There have been so many mediocre films based on Stephen King novels that a new rule of thumb needs to be established: If you’re going to do a remake of one, it should be mandatory that it be better than the original.
The new version of Firestarter qualifies, but just barely. We’re spared the inherent campiness of Drew Barrymore, then not that far removed from E.T., as Charlie, the little girl with pyrokinetic powers. There’s no shot of the central character with her hair lifted alarmingly above her head, as if she were appearing in the worst-ever shampoo commercial. And the deadly assassin Rainbird is actually played by a Native American actor, Michael Greyeyes (Wild Indian, Rutherford Falls), rather than George C. Scott, whose presence didn’t exactly scream Indigenous.
Firestarter
The Bottom Line
A damp squib.
Otherwise, this remake, simultaneously appearing in theaters and streaming on Peacock, mainly feels like a decent cable television movie, albeit one with enough violence and profanity to earn an R rating. Or rather, it feels like the pilot of a streaming series, which seems inevitable in the never-ending thirst for IP content.
Talented child actor Ryan Kiera Armstrong is no stranger to Stephen King, having appeared in It: Chapter Two, or to horror in general, thanks to her recurring role in a season of American Horror Story. She’s convincingly both vulnerable and scary as the 11-year-old with incendiary abilities, the result of being born to parents with psychic powers of their own due to being the subjects of drug experiments when they were naïve college students.
Now Andy (Zac Efron) and Vicky (Sydney Lemmon) are living off the grid, hiding from the mysterious government agency that wants to use Charlie’s powers for nefarious ends. Andy works as a “life coach” who uses his abilities for such purposes as curing a young woman of her smoking habit. Such strenuous efforts don’t come without a cost, as every time he uses them his eyes start to bleed, like an ocular stigmata.
But in Stephen King stories, the past has a way of catching up with you. After Charlie’s powers become noticed, a dastardly government operative (Gloria Reuben) dispatches Rainbird to hunt down the family and take possession of Charlie. When his first attempt doesn’t succeed, father and daughter take it on the lam, temporarily finding refuge with an elderly farmer (veteran actor John Beasley, terrific) before eventually winding up in the agency’s clutches. Needless to say, it all results in an extremely fiery climax.
It’s a bit depressing that director Keith Thomas, who wrote and directed one of the more audacious and original horror films in recent years, 2019’s The Vigil, has gravitated to the mainstream with this competent but uninspired effort. The same goes for the rote screenplay by Scott Teems (Halloween Kills), which provides none of the dark wit that might have enlivened the outrageous storyline. This is the sort of material that cries out for the baroque stylizations of Brian De Palma, whose commercial breakout came with the not dissimilarly themed Carrie.

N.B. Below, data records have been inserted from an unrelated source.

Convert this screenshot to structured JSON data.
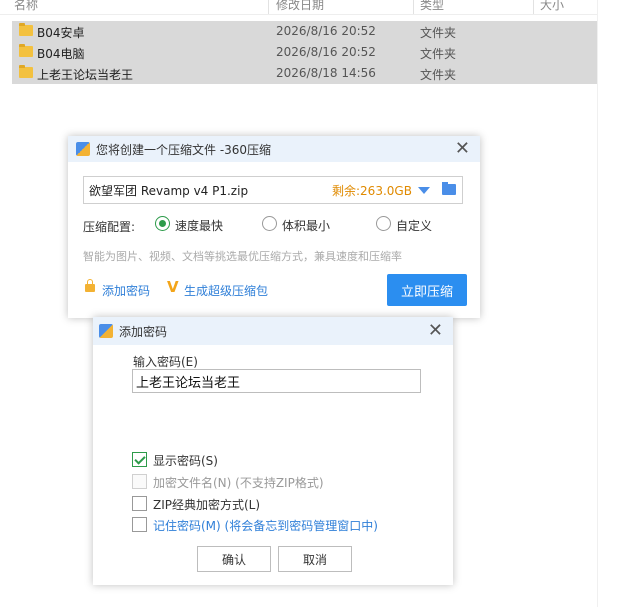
{
  "explorer": {
    "columns": {
      "name": "名称",
      "modified": "修改日期",
      "type": "类型",
      "size": "大小"
    },
    "files": [
      {
        "name": "B04安卓",
        "date": "2026/8/16 20:52",
        "type": "文件夹",
        "icon": "folder-icon"
      },
      {
        "name": "B04电脑",
        "date": "2026/8/16 20:52",
        "type": "文件夹",
        "icon": "folder-icon"
      },
      {
        "name": "上老王论坛当老王",
        "date": "2026/8/18 14:56",
        "type": "文件夹",
        "icon": "folder-icon"
      }
    ]
  },
  "compress_dialog": {
    "title": "您将创建一个压缩文件 -360压缩",
    "filename": "欲望军团 Revamp v4 P1.zip",
    "free_space": "剩余:263.0GB",
    "config_label": "压缩配置:",
    "options": [
      {
        "label": "速度最快",
        "selected": true
      },
      {
        "label": "体积最小",
        "selected": false
      },
      {
        "label": "自定义",
        "selected": false
      }
    ],
    "hint": "智能为图片、视频、文档等挑选最优压缩方式，兼具速度和压缩率",
    "add_password_link": "添加密码",
    "super_pack_link": "生成超级压缩包",
    "compress_button": "立即压缩",
    "accent_color": "#2b8ef0"
  },
  "password_dialog": {
    "title": "添加密码",
    "input_label": "输入密码(E)",
    "password_value": "上老王论坛当老王",
    "checkboxes": [
      {
        "label": "显示密码(S)",
        "checked": true,
        "disabled": false,
        "style": "normal"
      },
      {
        "label": "加密文件名(N) (不支持ZIP格式)",
        "checked": false,
        "disabled": true,
        "style": "disabled"
      },
      {
        "label": "ZIP经典加密方式(L)",
        "checked": false,
        "disabled": false,
        "style": "normal"
      },
      {
        "label": "记住密码(M) (将会备忘到密码管理窗口中)",
        "checked": false,
        "disabled": false,
        "style": "blue"
      }
    ],
    "ok_button": "确认",
    "cancel_button": "取消"
  }
}
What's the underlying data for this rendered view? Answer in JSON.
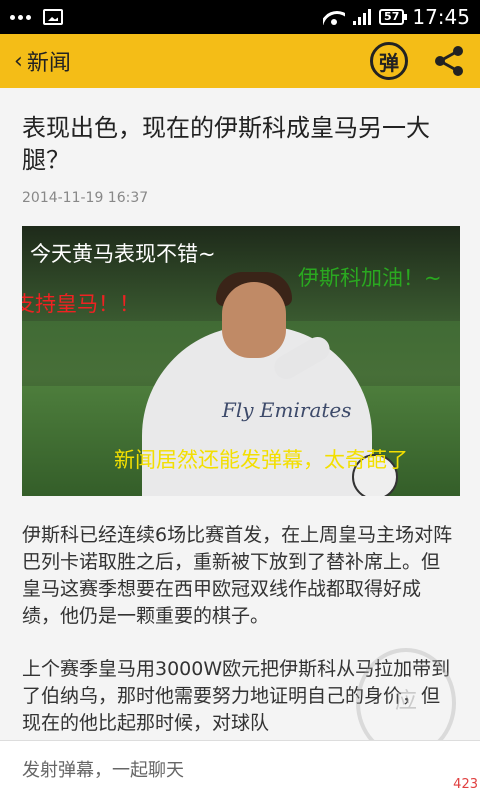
{
  "status_bar": {
    "time": "17:45",
    "battery": "57",
    "icons": [
      "dots-icon",
      "image-icon",
      "wifi-icon",
      "signal-icon",
      "battery-icon"
    ]
  },
  "header": {
    "back_label": "新闻",
    "danmu_label": "弹",
    "share_icon": "share-icon",
    "background_color": "#f4bd17"
  },
  "article": {
    "title": "表现出色，现在的伊斯科成皇马另一大腿？",
    "date": "2014-11-19 16:37",
    "photo": {
      "danmu": [
        "今天黄马表现不错~",
        "伊斯科加油！~",
        "支持皇马！！",
        "新闻居然还能发弹幕，太奇葩了"
      ],
      "shirt_text": "Fly Emirates"
    },
    "paragraphs": [
      "伊斯科已经连续6场比赛首发，在上周皇马主场对阵巴列卡诺取胜之后，重新被下放到了替补席上。但皇马这赛季想要在西甲欧冠双线作战都取得好成绩，他仍是一颗重要的棋子。",
      "上个赛季皇马用3000W欧元把伊斯科从马拉加带到了伯纳乌，那时他需要努力地证明自己的身价，但现在的他比起那时候，对球队"
    ]
  },
  "comment_bar": {
    "placeholder": "发射弹幕，一起聊天",
    "count": "423"
  }
}
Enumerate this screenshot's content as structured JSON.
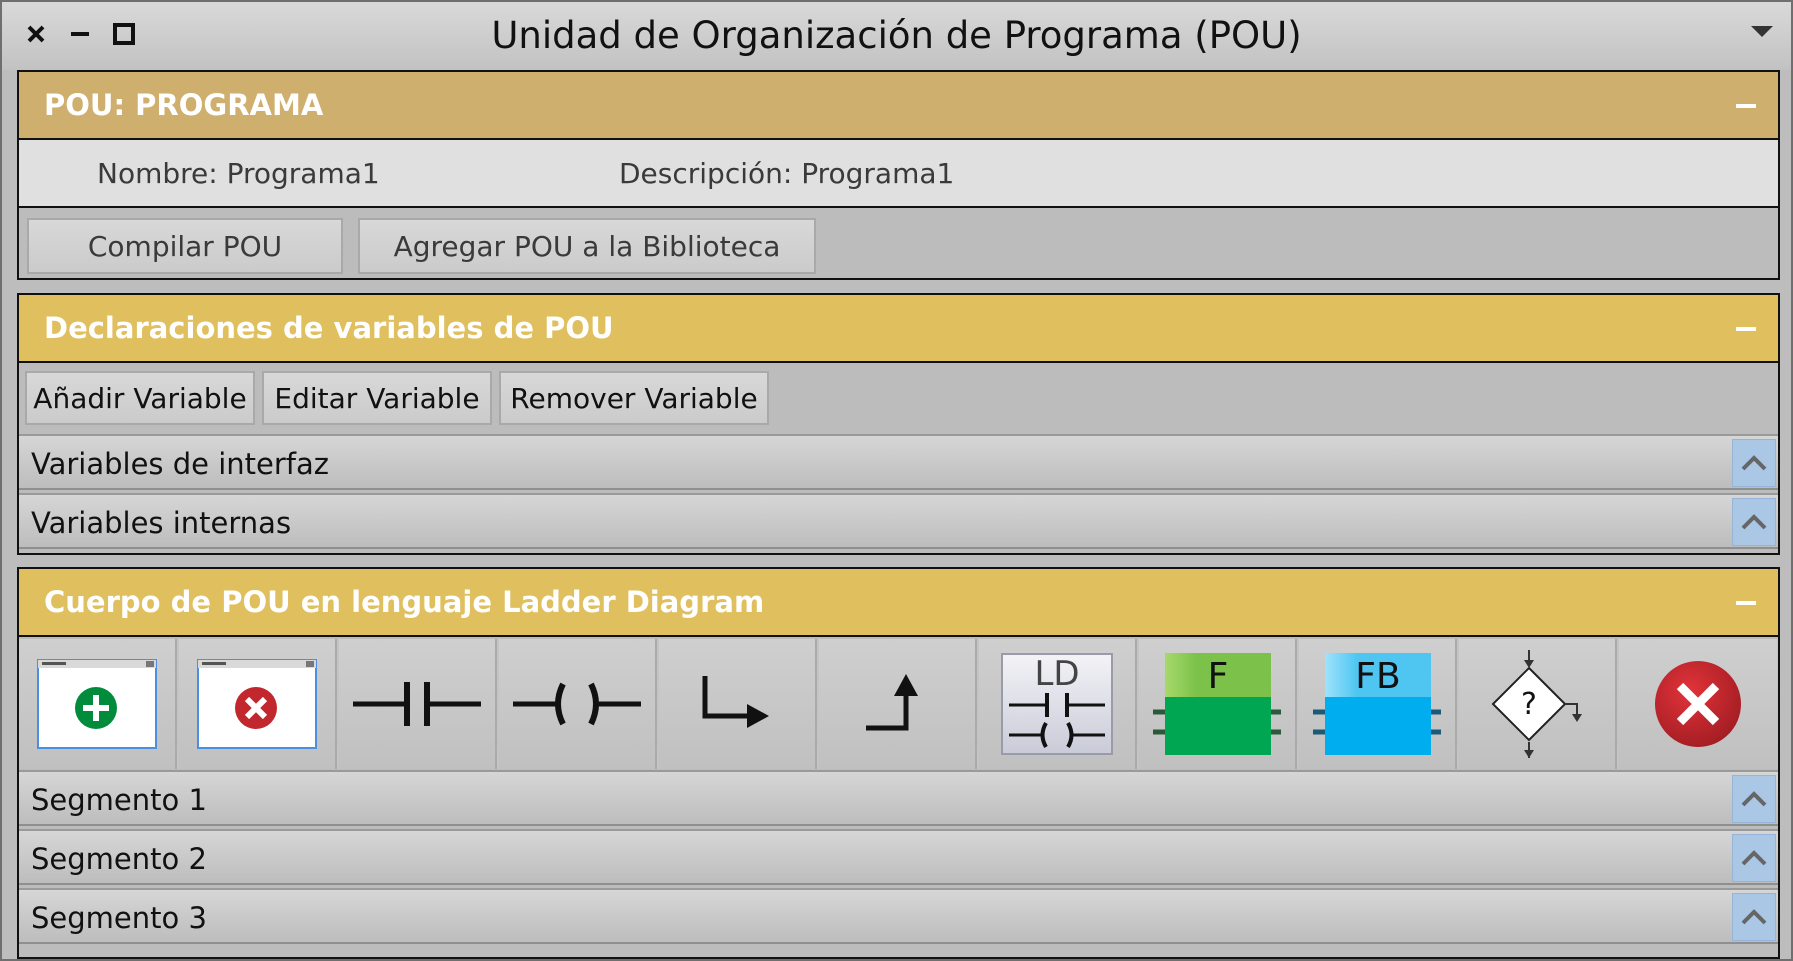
{
  "window": {
    "title": "Unidad de Organización de Programa (POU)",
    "controls": [
      "close-icon",
      "minimize-icon",
      "maximize-icon",
      "menu-dropdown-icon"
    ]
  },
  "pou_panel": {
    "title": "POU: PROGRAMA",
    "header_color": "#cfaf6e",
    "name_label": "Nombre: Programa1",
    "description_label": "Descripción: Programa1",
    "compile_button": "Compilar POU",
    "add_to_library_button": "Agregar POU a la Biblioteca"
  },
  "variables_panel": {
    "title": "Declaraciones de variables de POU",
    "header_color": "#e0bf5e",
    "add_button": "Añadir Variable",
    "edit_button": "Editar Variable",
    "remove_button": "Remover Variable",
    "sections": [
      {
        "label": "Variables de interfaz"
      },
      {
        "label": "Variables internas"
      }
    ]
  },
  "body_panel": {
    "title": "Cuerpo de POU en lenguaje Ladder Diagram",
    "header_color": "#e0bf5e",
    "tools": [
      {
        "icon": "add-segment-icon"
      },
      {
        "icon": "remove-segment-icon"
      },
      {
        "icon": "contact-icon"
      },
      {
        "icon": "coil-icon"
      },
      {
        "icon": "branch-icon"
      },
      {
        "icon": "branch-up-icon"
      },
      {
        "icon": "ladder-block-icon",
        "label": "LD"
      },
      {
        "icon": "function-block-icon",
        "label": "F"
      },
      {
        "icon": "function-block-instance-icon",
        "label": "FB"
      },
      {
        "icon": "condition-icon",
        "label": "?"
      },
      {
        "icon": "delete-icon"
      }
    ],
    "segments": [
      {
        "label": "Segmento 1"
      },
      {
        "label": "Segmento 2"
      },
      {
        "label": "Segmento 3"
      }
    ]
  },
  "colors": {
    "toggle_blue": "#aac7e6",
    "function_green": "#00a651",
    "function_block_blue": "#00aeef",
    "delete_red": "#c1272d",
    "add_green": "#008c3a"
  }
}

To their credit, the actors give it their all, with Greyeyes compelling as the steely Rainbird and Efron affecting as the father desperately trying to protect his daughter and teach her how to control her powers. (Yes, Efron has aged into dad roles but not, as a shirtless opening scene demonstrates, a dad bod.) The film is also admirably fast-paced, running twenty minutes shorter than the bloated 1984 original.
But while it has a few genuine scares (cat lovers will want to avert their eyes for one horrific scene), it never achieves the deliriously freaky heights one expects from a film version of one of King’s cheesier novels. It’s a lesson that Blumhouse, which is planning a remake of another lesser King adaptation, Christine, should take to heart.
Speaking of Christine, the 1983 film version was directed by John Carpenter, who was slated to direct the original Firestarter until Universal got cold feet after the disappointing box-office of The Thing. In a nicely poetic touch, Carpenter, along with his musical collaborators Cody Carpenter and Daniel Davies, has provided a terrifically spooky electronic music score for this effort — perhaps its most distinguished element.